Joseph Heinrich was established as a metal molder and finisher in New York by the 1880's. After 1902 he was listed both at 948 Broadway, opposite the Flatiron building, probably a showroom, and at 227 West 29th Street, most likely a workshop and perhaps a wholesale showroom. Heinrich's innovative copper and silver pieces were retailed by many important firms, including Tiffany and Black Starr & Frost. An "Indian" copper and silver punch bowl and stand, with many of the same motifs as the offered lot, is in the Metropolitan Museum, with a retailer's mark of Shreve, Crump & Low, Boston (Charles L. Venable, Silver in America,
fig. 6.68, p. 198). Another similar copper and silver example retailed by Hammersmith & Field, San Francisco was presented as a trophy at the 29th Triennial Conclave in San Francisco, 1904, and sold Sotheby's, New York, January 20-21, 2012, lot 55. The business ended in the mid 1920s.

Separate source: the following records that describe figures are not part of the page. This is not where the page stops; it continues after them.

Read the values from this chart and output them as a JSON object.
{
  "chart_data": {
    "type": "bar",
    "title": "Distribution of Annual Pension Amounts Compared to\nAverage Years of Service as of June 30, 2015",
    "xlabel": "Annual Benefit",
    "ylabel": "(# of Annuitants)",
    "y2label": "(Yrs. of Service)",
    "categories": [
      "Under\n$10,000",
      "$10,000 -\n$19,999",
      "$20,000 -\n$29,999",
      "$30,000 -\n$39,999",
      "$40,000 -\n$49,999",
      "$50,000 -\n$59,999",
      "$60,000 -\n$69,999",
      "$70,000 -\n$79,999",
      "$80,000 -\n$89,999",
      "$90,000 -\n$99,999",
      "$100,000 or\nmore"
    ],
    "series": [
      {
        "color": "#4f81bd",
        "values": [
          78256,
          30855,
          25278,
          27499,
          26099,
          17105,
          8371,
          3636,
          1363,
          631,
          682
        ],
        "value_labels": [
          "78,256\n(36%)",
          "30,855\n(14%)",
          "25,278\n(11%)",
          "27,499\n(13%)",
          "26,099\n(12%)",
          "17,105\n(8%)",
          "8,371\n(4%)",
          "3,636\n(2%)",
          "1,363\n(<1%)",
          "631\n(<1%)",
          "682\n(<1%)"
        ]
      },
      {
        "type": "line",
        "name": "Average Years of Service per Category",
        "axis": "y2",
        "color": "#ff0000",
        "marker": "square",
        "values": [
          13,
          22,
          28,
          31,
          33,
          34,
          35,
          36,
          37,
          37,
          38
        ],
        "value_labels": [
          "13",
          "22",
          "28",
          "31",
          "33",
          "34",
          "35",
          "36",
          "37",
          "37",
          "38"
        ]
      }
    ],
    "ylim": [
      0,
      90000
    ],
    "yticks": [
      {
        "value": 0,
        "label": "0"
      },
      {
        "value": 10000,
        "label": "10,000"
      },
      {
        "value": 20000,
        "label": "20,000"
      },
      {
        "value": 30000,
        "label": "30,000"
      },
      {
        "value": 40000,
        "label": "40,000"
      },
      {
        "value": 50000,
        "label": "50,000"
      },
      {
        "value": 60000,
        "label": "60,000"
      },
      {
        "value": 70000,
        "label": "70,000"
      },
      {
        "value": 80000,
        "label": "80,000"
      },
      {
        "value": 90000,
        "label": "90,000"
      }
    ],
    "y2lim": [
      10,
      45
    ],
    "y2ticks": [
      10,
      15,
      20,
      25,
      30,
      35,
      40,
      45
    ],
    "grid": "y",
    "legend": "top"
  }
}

The 1876 Philadelphia Centennial brought about a uniquely American aesthetic, with industries producing objects that celebrated North American flora, fauna, and animals. There was also a particular interest in Native American imagery, which lasted through the early 20th century. Joseph Heinrich produced some of the most overt examples of these "American" objects, and his punch bowls featuring Indian heads and arrowheads are some of the best examples of this aesthetic.